Regardless, no conclusive explanation of the circulation mechanism of cfNAs yet exists. Several groups have suggested a relationship between the presence of cfNAs in plasma and the presence of exosomes.^121,171 Thus, it appears feasible that at least part of plasma cfNAs circulates within exosomes. This finding correlates with the idea that plasma cfNAs might have a role in tumor progression, since it has been proven that exosomes are able to transfer their RNA content to cells, and that this RNA can be functional in its new location.¹⁸ It has even been demonstrated that miRNAs are transferred during immune synapsis and are able to modulate gene expression in recipient cells.¹⁷² Moreover, cross-talk between tumor-derived exosomes and host cells, such as bone marrow progenitor cells, appears undeniable.¹⁷³ Thus, transfer of genetic material from exosomes to cells might be involved in the recruitment and metastatic conversion of host cells. Conversely, it might be possible to exploit this phenomenon for therapeutic purposes and, perhaps, it will be proper to focus the development of clinical tools on the detection and analysis of NAs containing microparticles. Certainly, at this moment, a robust body of research on exosomes and microvesicles exists and increased understanding of such particles in future will shed light on cancer pathobiology and offer promising perspectives on clinical tools.

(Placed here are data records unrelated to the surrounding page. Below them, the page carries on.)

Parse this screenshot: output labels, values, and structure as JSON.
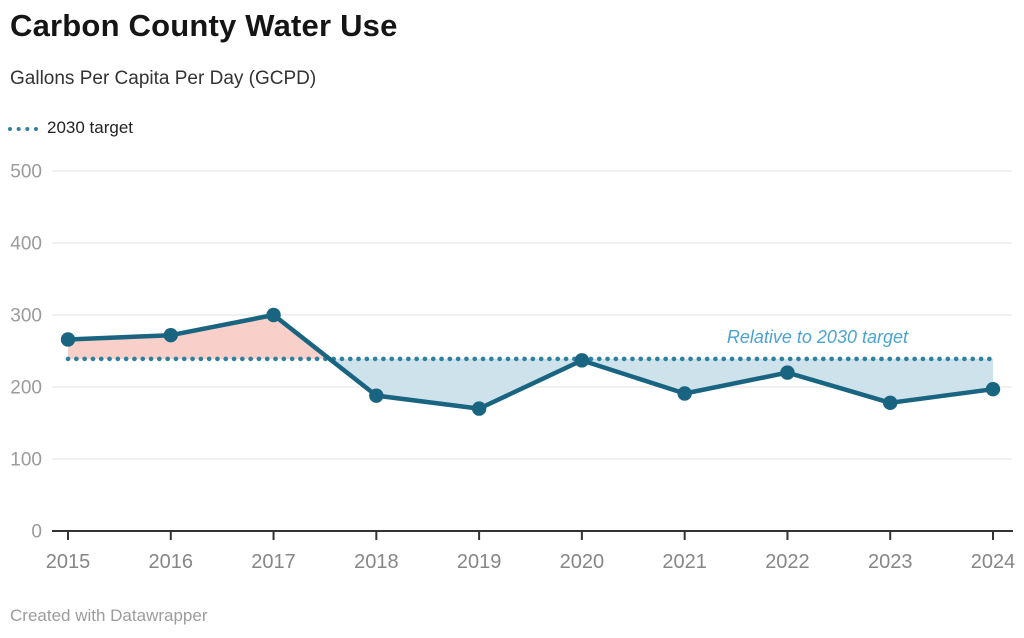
{
  "header": {
    "title": "Carbon County Water Use",
    "subtitle": "Gallons Per Capita Per Day (GCPD)"
  },
  "legend": {
    "target_label": "2030 target"
  },
  "footer": {
    "credit": "Created with Datawrapper"
  },
  "chart_data": {
    "type": "line",
    "title": "Carbon County Water Use",
    "subtitle": "Gallons Per Capita Per Day (GCPD)",
    "x": [
      2015,
      2016,
      2017,
      2018,
      2019,
      2020,
      2021,
      2022,
      2023,
      2024
    ],
    "series": [
      {
        "name": "GCPD",
        "values": [
          266,
          272,
          300,
          188,
          170,
          237,
          191,
          220,
          178,
          197
        ]
      }
    ],
    "target": {
      "label": "2030 target",
      "value": 239
    },
    "annotation": {
      "text": "Relative to 2030 target"
    },
    "ylim": [
      0,
      500
    ],
    "yticks": [
      0,
      100,
      200,
      300,
      400,
      500
    ],
    "grid": true,
    "legend_position": "top-left",
    "colors": {
      "line": "#196480",
      "target": "#2e80a0",
      "fill_above_target": "#f8cfc9",
      "fill_below_target": "#cee2ec",
      "annotation": "#4ba3d0",
      "y_label": "#9b9b9b",
      "x_label": "#868686",
      "axis": "#333333",
      "grid": "#e7e7e7"
    }
  }
}
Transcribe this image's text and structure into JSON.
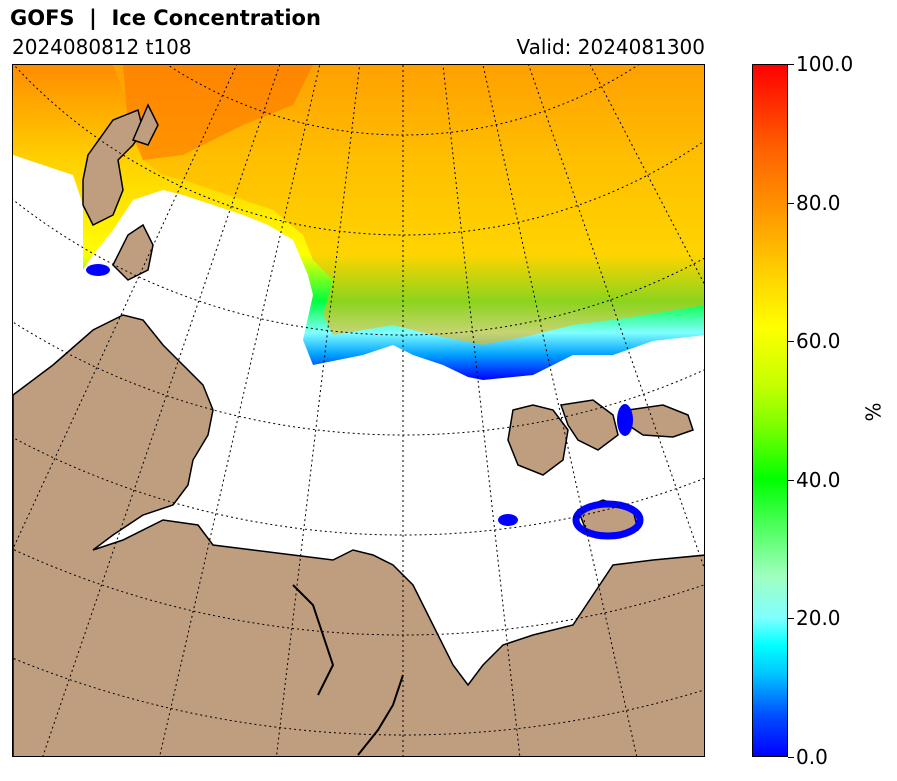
{
  "title": "GOFS  |  Ice Concentration",
  "subtitle_left": "2024080812 t108",
  "subtitle_right": "Valid: 2024081300",
  "colorbar": {
    "unit": "%",
    "range": [
      0,
      100
    ],
    "ticks": [
      "0.0",
      "20.0",
      "40.0",
      "60.0",
      "80.0",
      "100.0"
    ],
    "colors": [
      "#0000ff",
      "#00ffff",
      "#00ff00",
      "#ffff00",
      "#ff9c00",
      "#ff0000"
    ]
  },
  "map": {
    "land_color": "#bf9e80",
    "ocean_color": "#ffffff",
    "graticule": "dotted"
  }
}
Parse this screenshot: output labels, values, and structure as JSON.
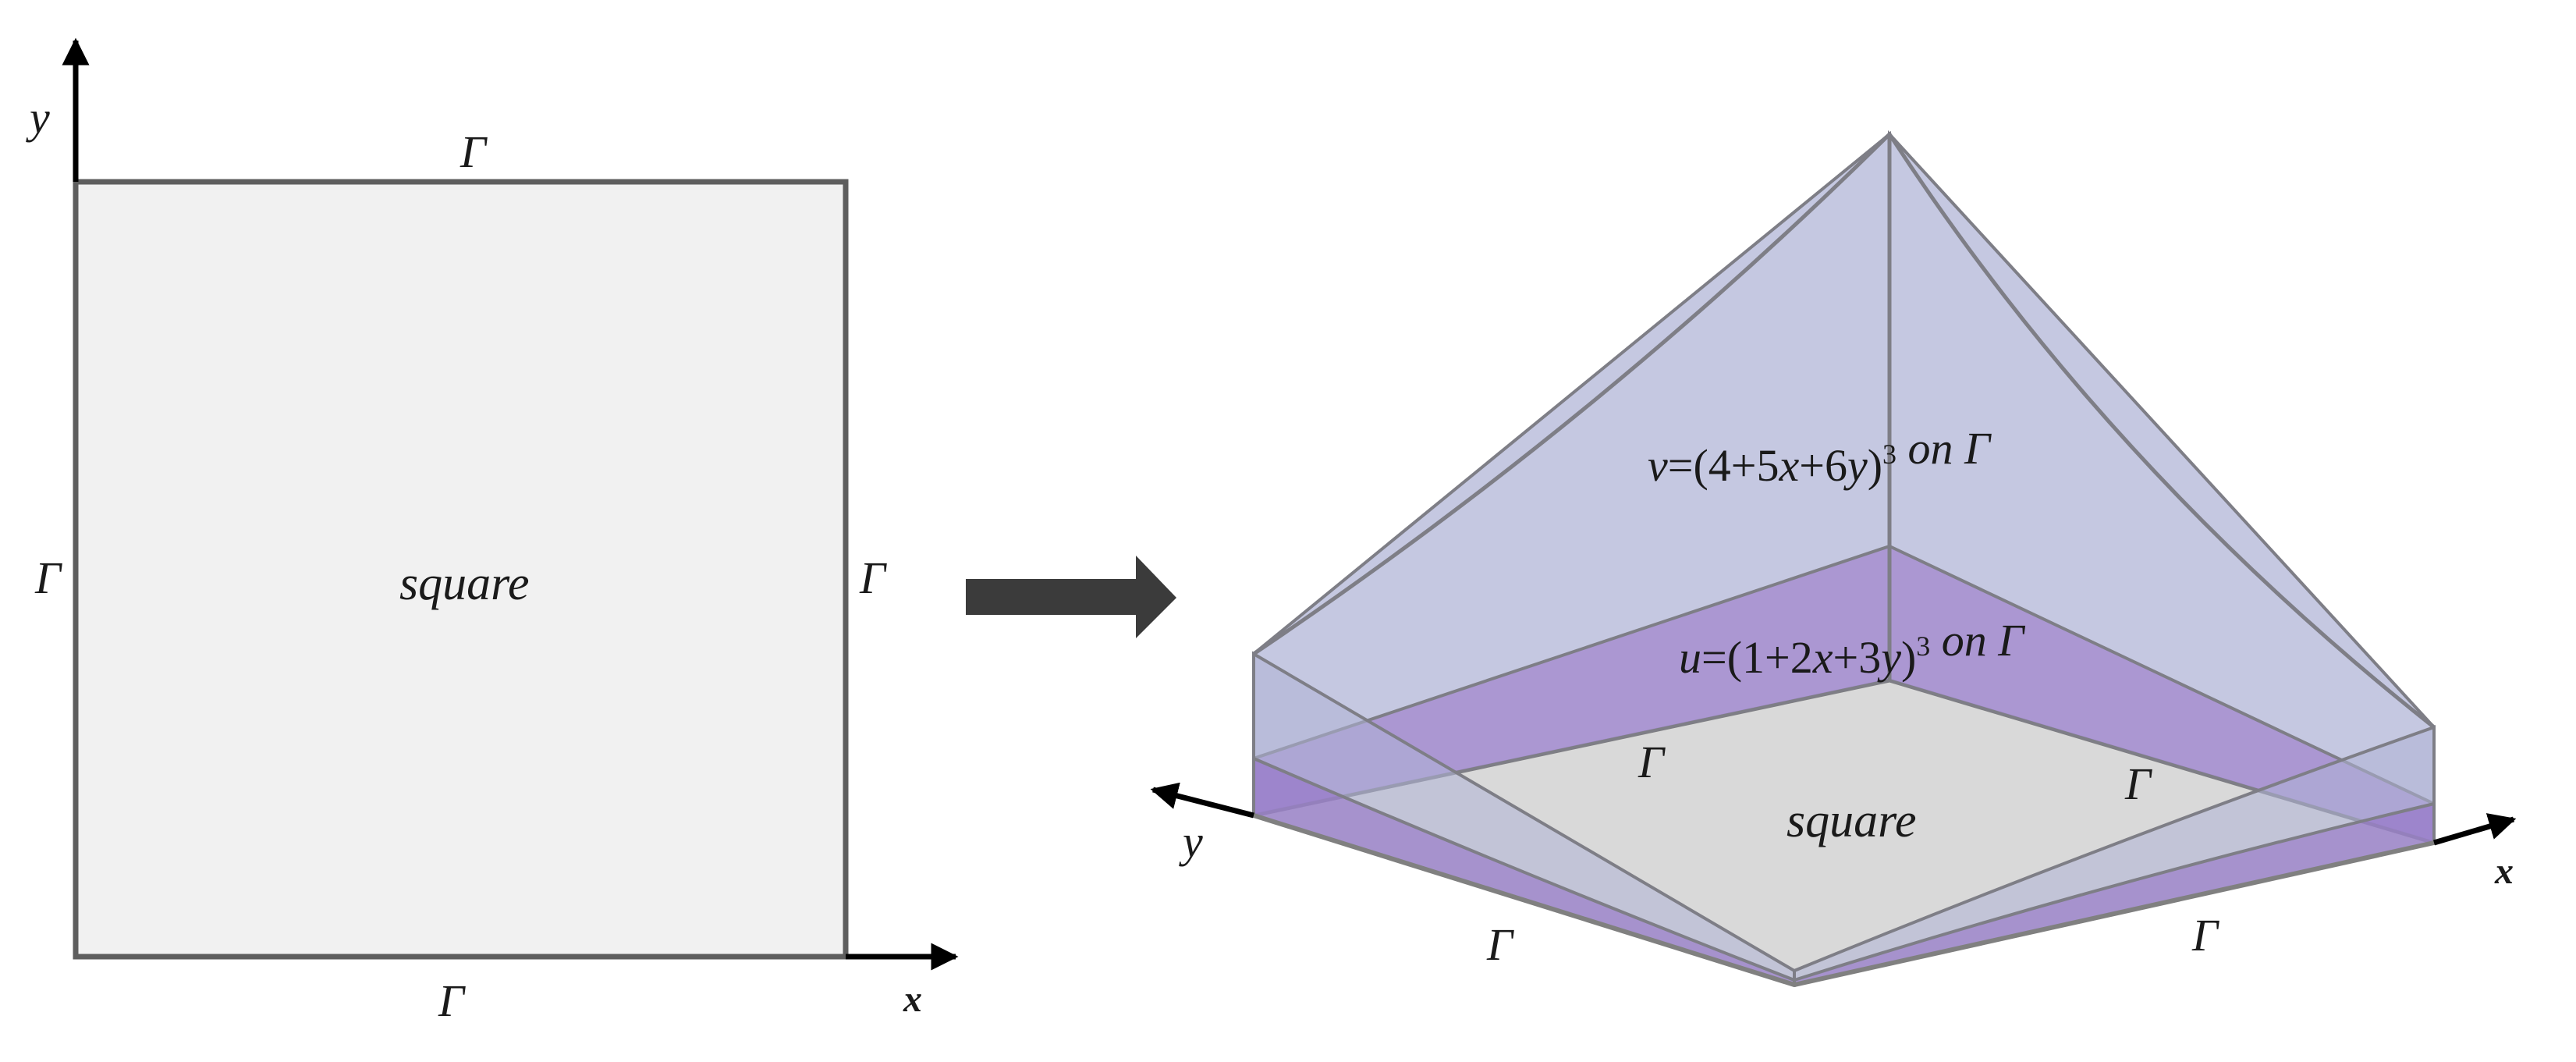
{
  "left_panel": {
    "axis_x": "x",
    "axis_y": "y",
    "boundary_top": "Γ",
    "boundary_bottom": "Γ",
    "boundary_left": "Γ",
    "boundary_right": "Γ",
    "region": "square"
  },
  "right_panel": {
    "axis_x": "x",
    "axis_y": "y",
    "region": "square",
    "boundary_left_near": "Γ",
    "boundary_right_near": "Γ",
    "boundary_left_far": "Γ",
    "boundary_right_far": "Γ",
    "v_label": {
      "lhs": "v=(4+5",
      "x": "x",
      "plus1": "+6",
      "y": "y",
      "close": ")",
      "exp": "3",
      "on": "on",
      "gamma": "Γ"
    },
    "u_label": {
      "lhs": "u=(1+2",
      "x": "x",
      "plus1": "+3",
      "y": "y",
      "close": ")",
      "exp": "3",
      "on": "on",
      "gamma": "Γ"
    }
  },
  "colors": {
    "square_fill_left": "#f1f1f1",
    "square_edge": "#5e5e5e",
    "square_fill_right": "#d9d9d9",
    "v_surface": "#aeb3d6",
    "u_surface": "#a184cc",
    "arrow": "#3b3b3b"
  }
}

Thus, although the origin and the circulation mechanism of plasma cfNAs remain unclear, there is strong evidence to suggest that such NAs will become useful biomarkers for the diagnosis and monitoring of cancer disease and that they might be essential to tumor development and progression.

Acknowledgments

The authors thank Mr Eduard Cervera for his invaluable help in designing Figure 1.

Disclosure

The authors declare no conflicts of interest in this work.